We’re excited to share the first of three recent research papers featuring our very own CoolLED pE-800 Illumination System.
This month, you can learn about the role of optogenetics to understand emergency SatNav in mice!
How Emergency ‘Bio-SatNav’ Works
Survival favours the fittest, but also favours those individuals that can make the fastest escape to shelter. A mouse can’t always outrun a predator, but is more likely to survive if it can quickly recall and locate its nearest hiding place.
But how exactly does it process the positional and navigational information necessary for the speediest life-saving escape?
This was the question asked by researchers Dr Dario Campagner and collaborators, whose study has been published in Nature.1
The authors studied how mice responded to threatening sounds, and focused on analysing two specific regions of the brain: the Retrosplenial cortex (RSP) and Superior colliculus (SC) which are involved in taking in spatial information, processing it and generating a response.
Firstly, they analysed neuronal firing patterns in these regions while mice were investigating their surroundings, and when seeking shelter.
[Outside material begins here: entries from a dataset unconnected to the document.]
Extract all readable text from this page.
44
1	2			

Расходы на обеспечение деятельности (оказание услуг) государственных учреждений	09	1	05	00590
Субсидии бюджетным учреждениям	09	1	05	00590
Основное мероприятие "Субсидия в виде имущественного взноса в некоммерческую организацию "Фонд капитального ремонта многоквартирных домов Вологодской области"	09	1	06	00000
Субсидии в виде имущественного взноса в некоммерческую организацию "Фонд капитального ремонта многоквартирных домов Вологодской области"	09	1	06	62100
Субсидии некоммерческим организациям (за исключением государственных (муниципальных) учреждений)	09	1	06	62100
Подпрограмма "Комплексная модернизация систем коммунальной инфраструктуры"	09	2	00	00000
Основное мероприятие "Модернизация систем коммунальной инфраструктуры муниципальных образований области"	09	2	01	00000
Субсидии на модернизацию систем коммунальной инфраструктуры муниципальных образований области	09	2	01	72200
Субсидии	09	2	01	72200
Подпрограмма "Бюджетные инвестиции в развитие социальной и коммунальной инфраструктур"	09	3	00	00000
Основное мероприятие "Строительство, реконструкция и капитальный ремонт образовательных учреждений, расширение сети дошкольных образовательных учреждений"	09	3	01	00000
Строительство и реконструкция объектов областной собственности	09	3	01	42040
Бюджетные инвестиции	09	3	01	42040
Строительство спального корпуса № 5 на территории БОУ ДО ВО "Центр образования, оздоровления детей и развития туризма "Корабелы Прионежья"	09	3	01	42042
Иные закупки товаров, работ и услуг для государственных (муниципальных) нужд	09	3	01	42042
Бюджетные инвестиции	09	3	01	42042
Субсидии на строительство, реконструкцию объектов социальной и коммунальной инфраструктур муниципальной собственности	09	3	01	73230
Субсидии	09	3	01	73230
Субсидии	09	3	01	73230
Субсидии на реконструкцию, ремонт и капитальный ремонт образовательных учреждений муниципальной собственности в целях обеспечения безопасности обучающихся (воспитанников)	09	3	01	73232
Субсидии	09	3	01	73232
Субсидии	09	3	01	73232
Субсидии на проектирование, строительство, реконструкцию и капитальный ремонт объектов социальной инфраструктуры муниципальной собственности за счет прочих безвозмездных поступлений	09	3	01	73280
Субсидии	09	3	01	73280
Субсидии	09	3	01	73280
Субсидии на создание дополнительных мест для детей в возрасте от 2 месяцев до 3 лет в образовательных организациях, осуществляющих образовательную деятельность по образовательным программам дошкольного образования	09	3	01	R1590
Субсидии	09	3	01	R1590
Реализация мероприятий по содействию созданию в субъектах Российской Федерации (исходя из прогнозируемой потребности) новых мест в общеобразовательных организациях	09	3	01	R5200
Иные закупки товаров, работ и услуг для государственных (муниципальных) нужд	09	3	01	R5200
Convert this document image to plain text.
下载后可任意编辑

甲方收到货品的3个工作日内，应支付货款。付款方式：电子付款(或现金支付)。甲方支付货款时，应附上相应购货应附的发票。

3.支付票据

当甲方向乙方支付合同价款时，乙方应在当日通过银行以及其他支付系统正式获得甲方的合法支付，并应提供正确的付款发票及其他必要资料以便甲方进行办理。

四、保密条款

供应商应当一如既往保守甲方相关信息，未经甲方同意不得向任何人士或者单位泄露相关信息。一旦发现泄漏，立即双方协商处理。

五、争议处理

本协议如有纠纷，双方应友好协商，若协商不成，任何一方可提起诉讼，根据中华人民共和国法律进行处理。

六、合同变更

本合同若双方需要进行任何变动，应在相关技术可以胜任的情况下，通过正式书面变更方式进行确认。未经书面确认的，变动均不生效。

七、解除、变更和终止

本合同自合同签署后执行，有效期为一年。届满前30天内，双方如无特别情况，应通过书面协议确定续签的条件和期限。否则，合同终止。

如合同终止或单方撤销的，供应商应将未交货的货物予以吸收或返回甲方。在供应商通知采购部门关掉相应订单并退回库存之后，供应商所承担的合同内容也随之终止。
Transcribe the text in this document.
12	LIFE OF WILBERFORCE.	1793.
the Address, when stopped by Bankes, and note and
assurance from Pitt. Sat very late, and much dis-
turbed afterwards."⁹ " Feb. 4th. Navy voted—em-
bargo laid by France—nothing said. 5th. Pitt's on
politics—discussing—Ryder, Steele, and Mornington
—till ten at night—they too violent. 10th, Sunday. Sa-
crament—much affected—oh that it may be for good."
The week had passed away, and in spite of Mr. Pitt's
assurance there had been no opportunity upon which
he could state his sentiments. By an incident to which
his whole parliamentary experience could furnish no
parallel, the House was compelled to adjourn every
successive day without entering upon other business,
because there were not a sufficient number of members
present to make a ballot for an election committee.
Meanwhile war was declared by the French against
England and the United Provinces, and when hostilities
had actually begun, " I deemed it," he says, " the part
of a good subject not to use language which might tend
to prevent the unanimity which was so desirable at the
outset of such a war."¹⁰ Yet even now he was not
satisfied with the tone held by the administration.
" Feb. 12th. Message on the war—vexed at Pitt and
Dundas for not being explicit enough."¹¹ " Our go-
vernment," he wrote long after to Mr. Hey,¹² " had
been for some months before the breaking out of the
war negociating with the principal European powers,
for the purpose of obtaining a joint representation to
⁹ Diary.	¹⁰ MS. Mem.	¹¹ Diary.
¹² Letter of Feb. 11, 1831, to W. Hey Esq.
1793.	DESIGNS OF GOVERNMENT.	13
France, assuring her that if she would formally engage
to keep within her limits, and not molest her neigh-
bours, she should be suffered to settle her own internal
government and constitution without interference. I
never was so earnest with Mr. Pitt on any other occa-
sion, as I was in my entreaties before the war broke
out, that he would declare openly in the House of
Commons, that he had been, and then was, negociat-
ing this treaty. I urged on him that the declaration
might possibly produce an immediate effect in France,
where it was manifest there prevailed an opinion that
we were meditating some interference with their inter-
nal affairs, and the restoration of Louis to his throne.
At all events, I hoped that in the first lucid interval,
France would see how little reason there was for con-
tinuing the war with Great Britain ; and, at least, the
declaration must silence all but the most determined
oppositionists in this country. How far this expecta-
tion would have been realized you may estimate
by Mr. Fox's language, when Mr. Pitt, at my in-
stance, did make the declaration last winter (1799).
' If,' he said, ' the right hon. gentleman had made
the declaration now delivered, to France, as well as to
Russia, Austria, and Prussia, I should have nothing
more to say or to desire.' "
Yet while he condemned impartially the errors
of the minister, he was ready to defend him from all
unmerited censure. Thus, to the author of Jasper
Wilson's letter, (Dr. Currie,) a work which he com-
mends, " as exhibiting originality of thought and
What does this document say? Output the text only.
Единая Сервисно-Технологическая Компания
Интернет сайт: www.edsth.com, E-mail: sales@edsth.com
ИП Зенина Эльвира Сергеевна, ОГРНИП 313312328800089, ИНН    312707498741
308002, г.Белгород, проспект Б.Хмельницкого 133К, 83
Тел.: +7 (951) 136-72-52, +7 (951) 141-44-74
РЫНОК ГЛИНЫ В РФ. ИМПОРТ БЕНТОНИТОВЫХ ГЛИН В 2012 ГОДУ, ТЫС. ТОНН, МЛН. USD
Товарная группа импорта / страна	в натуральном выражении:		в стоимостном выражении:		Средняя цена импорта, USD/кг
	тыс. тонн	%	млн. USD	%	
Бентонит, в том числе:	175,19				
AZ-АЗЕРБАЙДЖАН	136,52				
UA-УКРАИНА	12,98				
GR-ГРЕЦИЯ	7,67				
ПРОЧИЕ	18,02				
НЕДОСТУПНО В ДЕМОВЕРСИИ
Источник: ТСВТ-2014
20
Next, they inactivated these areas to indicate their significance. One particularly interesting finding was that inactivating the RSP-SC pathway only impacted the ability to find shelter. It had no impact on navigating towards a reward, indicating its distinct role in escape scenarios.
The next part of the study picked apart the pathway’s neuronal mechanisms. Following in vivo experiments to build up an overall picture of the RSP-SC circuit structure, the authors turned to in vitro analysis for a more detailed understanding of the connections between the RSP and SC. Optogenetics presents a useful tool for analysing such neuronal interactions, and this approach helped prove the existence of the RSP-SC circuit structure based on feedforward lateral inhibition.
In a sophisticated dual-opsin approach, Channelrhodopsin-2 (ChrR2) was expressed only in SC inhibitory neurons receiving input from the RSP. The opsin ChrimsonR was also expressed in the RSP.
Firstly, excitatory SC cells were identified by tagging with Gcamp7f, and located with widefield fluorescence using the 470 nm LED of the pE-800, and whole-cell patch clamp electrophysiology recordings were made. ChrimsonR was then activated using the 635 nm LED, which identified any of those tagged excitatory SC cells receiving input from the RSP. By also activating ChR2 with the 435 nm LED, inhibition could then be analysed within the circuit.
This confirmed the existence of the feedforward lateral inhibition circuit involving excitatory and inhibitory neurons. The authors have therefore successfully uncovered a mechanism whereby mice continuously monitor surroundings and calculate the best escape route using their emergency ‘Bio-Sat-Nav’.
About the pE-800
The CoolLED pE-800 includes eight LED channels covering the major fluorophores and opsins.
The ability to have any combination of these switched on and control the intensity allows multiple fluorophores to be excited in parallel, while high-speed TTL triggering and synchronisation enables accurate and precise control of complex pulsing protocols.
This is particularly useful for neuroscience applications.
CoolLED specialises in LED microscope lighting and, since our team of four introduced the first commercially available LED microscope illuminator in 2006, we have led the way in designing and manufacturing cutting edge LED Illuminators for Microscopes using the latest technology.